Foodora ha minacciato di abbandonare il mercato italiano. In risposta, Luigi Di Maio, all’epoca ministro del Lavoro e dello Sviluppo Economico, ha proposto un tavolo di contrattazione. L’obiettivo del vicepresidente del Consiglio e capo del Movimento 5 Stelle era migliorare le condizioni di lavoro e i salari dei rider.
Dopo un periodo di stallo, oltre un anno dopo, il 7 agosto 2019, il Consiglio dei Ministri ha approvato un decreto legge. Questo mira a garantire la tutela economica e normativa di alcune categorie di lavoratori particolarmente vulnerabili, tra cui i rider. Nel frattempo, il governo è cambiato e Di Maio non è più ministro del Lavoro.
La precarietà persistente dei rider
Tuttavia, la situazione dei rider non sembra essere migliorata molto. Nonostante i tentativi di regolamentazione, il loro status rimane precario. Le norme previste nel “decreto salva imprese” dell’estate 2019 si concentrano principalmente sul problema delle assicurazioni.
Esse non modificano il rapporto di forza sbilanciato tra azienda e lavoratore, in quando non riconoscono la necessità di un contratto subordinato per i rider e non affrontano adeguatamente la loro precarietà retributiva.

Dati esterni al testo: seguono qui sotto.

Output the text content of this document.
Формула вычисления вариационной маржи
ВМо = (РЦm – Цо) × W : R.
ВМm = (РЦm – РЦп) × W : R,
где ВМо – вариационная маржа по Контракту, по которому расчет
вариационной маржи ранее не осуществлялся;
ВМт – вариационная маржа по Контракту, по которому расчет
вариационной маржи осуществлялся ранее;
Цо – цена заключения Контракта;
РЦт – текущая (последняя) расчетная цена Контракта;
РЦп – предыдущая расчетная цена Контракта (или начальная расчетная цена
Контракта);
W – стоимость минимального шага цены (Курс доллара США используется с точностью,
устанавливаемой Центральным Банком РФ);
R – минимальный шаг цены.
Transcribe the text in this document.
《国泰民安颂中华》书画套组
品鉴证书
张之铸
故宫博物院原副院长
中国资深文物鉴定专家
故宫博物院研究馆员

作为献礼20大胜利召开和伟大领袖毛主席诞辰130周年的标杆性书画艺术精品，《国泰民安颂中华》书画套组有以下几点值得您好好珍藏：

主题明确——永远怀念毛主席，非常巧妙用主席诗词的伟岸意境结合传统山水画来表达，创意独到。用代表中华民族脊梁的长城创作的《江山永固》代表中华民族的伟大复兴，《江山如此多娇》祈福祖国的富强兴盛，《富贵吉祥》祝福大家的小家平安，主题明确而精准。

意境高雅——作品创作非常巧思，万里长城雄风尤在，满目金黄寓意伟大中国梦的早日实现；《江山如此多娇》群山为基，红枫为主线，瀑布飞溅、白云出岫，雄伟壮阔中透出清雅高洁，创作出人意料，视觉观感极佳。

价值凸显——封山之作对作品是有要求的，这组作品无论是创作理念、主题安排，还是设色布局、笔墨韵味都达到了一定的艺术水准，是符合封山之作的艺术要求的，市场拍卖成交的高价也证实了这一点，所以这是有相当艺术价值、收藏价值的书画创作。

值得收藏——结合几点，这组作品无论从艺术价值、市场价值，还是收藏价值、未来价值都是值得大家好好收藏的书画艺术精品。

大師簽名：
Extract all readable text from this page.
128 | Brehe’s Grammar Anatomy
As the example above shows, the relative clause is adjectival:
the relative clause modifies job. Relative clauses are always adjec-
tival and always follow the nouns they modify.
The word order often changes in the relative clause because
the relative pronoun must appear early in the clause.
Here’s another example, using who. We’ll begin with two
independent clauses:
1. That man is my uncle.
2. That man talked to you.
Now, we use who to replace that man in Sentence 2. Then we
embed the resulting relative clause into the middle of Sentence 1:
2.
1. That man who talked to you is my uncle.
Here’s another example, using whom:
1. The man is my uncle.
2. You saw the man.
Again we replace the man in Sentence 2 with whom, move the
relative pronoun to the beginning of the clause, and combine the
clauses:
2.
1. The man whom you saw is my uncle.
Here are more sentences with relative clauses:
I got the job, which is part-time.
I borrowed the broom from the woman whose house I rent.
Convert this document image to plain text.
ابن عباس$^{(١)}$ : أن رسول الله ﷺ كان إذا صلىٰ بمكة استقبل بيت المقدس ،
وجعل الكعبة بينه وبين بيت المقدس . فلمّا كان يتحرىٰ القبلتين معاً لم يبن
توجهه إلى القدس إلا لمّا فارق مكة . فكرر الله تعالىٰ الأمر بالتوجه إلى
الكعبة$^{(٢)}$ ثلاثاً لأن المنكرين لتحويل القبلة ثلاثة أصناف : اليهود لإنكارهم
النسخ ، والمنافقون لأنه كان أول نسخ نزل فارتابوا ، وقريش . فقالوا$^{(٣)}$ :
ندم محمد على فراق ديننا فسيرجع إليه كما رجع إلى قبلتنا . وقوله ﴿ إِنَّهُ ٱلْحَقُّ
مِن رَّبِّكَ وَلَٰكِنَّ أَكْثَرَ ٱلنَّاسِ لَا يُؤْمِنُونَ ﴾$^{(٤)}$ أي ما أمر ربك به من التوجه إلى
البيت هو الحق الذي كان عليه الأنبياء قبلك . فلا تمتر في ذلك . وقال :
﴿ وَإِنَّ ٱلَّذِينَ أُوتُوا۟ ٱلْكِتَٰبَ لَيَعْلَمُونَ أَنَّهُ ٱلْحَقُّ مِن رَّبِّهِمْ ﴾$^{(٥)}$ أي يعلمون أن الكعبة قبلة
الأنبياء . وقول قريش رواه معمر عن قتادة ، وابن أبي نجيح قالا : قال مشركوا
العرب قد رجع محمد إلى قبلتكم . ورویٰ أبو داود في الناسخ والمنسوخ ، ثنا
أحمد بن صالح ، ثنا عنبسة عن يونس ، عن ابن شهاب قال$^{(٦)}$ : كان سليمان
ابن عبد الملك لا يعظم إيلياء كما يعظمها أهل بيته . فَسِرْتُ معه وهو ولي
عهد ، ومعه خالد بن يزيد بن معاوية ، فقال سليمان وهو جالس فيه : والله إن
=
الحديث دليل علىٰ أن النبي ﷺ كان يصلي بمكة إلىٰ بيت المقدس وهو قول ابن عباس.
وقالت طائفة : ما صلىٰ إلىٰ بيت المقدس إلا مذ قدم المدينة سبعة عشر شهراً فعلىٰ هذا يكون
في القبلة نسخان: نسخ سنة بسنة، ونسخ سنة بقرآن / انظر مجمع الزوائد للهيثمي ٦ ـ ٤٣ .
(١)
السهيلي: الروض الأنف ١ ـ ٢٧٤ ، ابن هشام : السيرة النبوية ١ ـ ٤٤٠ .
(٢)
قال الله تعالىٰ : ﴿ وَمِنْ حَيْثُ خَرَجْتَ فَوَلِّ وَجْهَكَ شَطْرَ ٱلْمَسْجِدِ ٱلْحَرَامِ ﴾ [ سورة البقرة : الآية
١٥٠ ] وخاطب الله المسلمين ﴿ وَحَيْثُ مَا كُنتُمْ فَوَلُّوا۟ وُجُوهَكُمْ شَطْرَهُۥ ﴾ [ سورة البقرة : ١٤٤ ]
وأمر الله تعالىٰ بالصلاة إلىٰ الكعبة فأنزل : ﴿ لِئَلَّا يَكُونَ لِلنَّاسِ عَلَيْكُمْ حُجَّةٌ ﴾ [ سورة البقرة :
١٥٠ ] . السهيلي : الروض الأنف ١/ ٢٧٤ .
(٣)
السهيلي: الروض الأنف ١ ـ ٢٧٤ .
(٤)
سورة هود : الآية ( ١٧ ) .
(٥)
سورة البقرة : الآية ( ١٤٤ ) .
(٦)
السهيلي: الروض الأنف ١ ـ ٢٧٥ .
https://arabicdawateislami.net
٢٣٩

Con la pandemia, le consegne di cibo a domicilio da parte dei rider si sono moltiplicate. Secondo l’osservatorio Just Eat, prima dell’emergenza sanitaria il 34% degli utenti non aveva mai ordinato cibo tramite consegna digitale. Purtroppo, insieme all’aumento delle consegne a domicilio, sono emersi anche comportamenti scorretti da parte dei datori di lavoro, accusati di sfruttamento e “schiavismo”.
È fondamentale trovare soluzioni che garantiscano una maggiore tutela per i lavoratori della gig economy e promuovano una sharing economy equa e sostenibile.